I've done it as I intended
on my other blog
and now I'm getting around to what Miles really meant
by The Zinn Post
here and now.
please don't set it aside:
in our collective
as a mere
Let it set a good strong root
that sustains the rest of your life
as well as collective experience
Am trying to incorporate more daily trips to contemplate moving water. It's right on the other side of the back dooryard. Sometimes I tell myself that without actually crossing the short distance. It doesn't just feel like a with-holding form of energetic unkindness to myself, and a dereliction of co-creative duty, it also feels like an ongoing wasted opportunity to ever so easily move closer to living the life I've imagined since forever.

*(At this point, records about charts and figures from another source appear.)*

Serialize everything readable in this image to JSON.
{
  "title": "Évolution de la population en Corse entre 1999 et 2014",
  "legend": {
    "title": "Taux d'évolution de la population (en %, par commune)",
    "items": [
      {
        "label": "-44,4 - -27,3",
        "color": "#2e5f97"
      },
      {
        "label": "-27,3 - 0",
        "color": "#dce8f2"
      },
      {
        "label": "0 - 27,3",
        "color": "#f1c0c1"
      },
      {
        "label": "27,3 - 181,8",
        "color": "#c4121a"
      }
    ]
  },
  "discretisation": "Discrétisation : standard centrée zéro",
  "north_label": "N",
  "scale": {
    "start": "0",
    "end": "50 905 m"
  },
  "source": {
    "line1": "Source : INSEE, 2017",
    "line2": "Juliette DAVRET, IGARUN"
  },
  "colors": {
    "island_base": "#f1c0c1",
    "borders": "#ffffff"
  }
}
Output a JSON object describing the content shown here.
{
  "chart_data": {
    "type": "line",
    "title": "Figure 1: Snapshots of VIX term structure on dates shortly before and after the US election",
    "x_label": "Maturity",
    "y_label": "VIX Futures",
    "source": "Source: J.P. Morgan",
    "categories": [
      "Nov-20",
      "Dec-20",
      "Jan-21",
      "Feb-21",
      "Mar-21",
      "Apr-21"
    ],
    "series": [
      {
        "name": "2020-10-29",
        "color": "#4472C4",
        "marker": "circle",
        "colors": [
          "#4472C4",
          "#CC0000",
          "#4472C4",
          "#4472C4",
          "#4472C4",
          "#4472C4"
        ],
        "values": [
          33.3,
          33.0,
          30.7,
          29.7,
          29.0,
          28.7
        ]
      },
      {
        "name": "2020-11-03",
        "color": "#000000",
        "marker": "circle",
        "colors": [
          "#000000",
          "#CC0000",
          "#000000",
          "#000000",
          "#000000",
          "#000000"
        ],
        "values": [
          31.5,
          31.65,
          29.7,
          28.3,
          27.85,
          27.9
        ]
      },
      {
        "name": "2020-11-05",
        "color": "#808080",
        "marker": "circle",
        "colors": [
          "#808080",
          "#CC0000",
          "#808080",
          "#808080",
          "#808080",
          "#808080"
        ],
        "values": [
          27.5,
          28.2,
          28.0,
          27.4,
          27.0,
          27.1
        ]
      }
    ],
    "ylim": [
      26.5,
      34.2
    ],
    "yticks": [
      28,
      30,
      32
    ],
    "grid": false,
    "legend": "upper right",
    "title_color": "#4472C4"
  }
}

Ever since the sun moved into my ascendant sign of Aries I have been energized with a capital E especially at the mental level. This happens every year and I've noticed the flow and productivity rate of how it goes is directly relational to how closely I pay attention to what Aries means and reflect/notice afresh the details of how the energy tends to manifest in my awareness and embodiment of it.
Cardinal fire energy wants to MOVE. andiamo, baby. As in three weeks ago come ON what are you waiting for???
J also has an Aries ascendant. We embody what I just typed out with words in completely different ways, and within totally mix-and-match spheres of influence. And usually we are quiet on the outside, except with each other. A lot of times we reach for grounding and re-alignment by standing together on the bridge over the stream. Just being and breathing with the ever-moving water. Yesterday we noticed the Peregrine Falcon is back. Also of note: Select Seeds sent out a notice they'll begin shipping plants in three weeks but I doubt I'll see mine for a further three. They sold out. everything.
Above is last night's moon. I went out to see the rise and enjoyed bearing slow breathing witness to Luna peak above the White Pine that I have named The Cherished Daughter. The tree and I had a very meaningful encounter last week and then last night we had another. This time there was triangular energy because the moon rose in the same alignment.
Here are my springtime books. Am excited to dive in to the book on the left this evening.
Have decided to continue reading poetry first thing in the morning. Incarnating in this manner is something I used to practice in my early twenties. It's nice re-membering to grow old with it here in the Now. Tomorrow I'll start the volume above.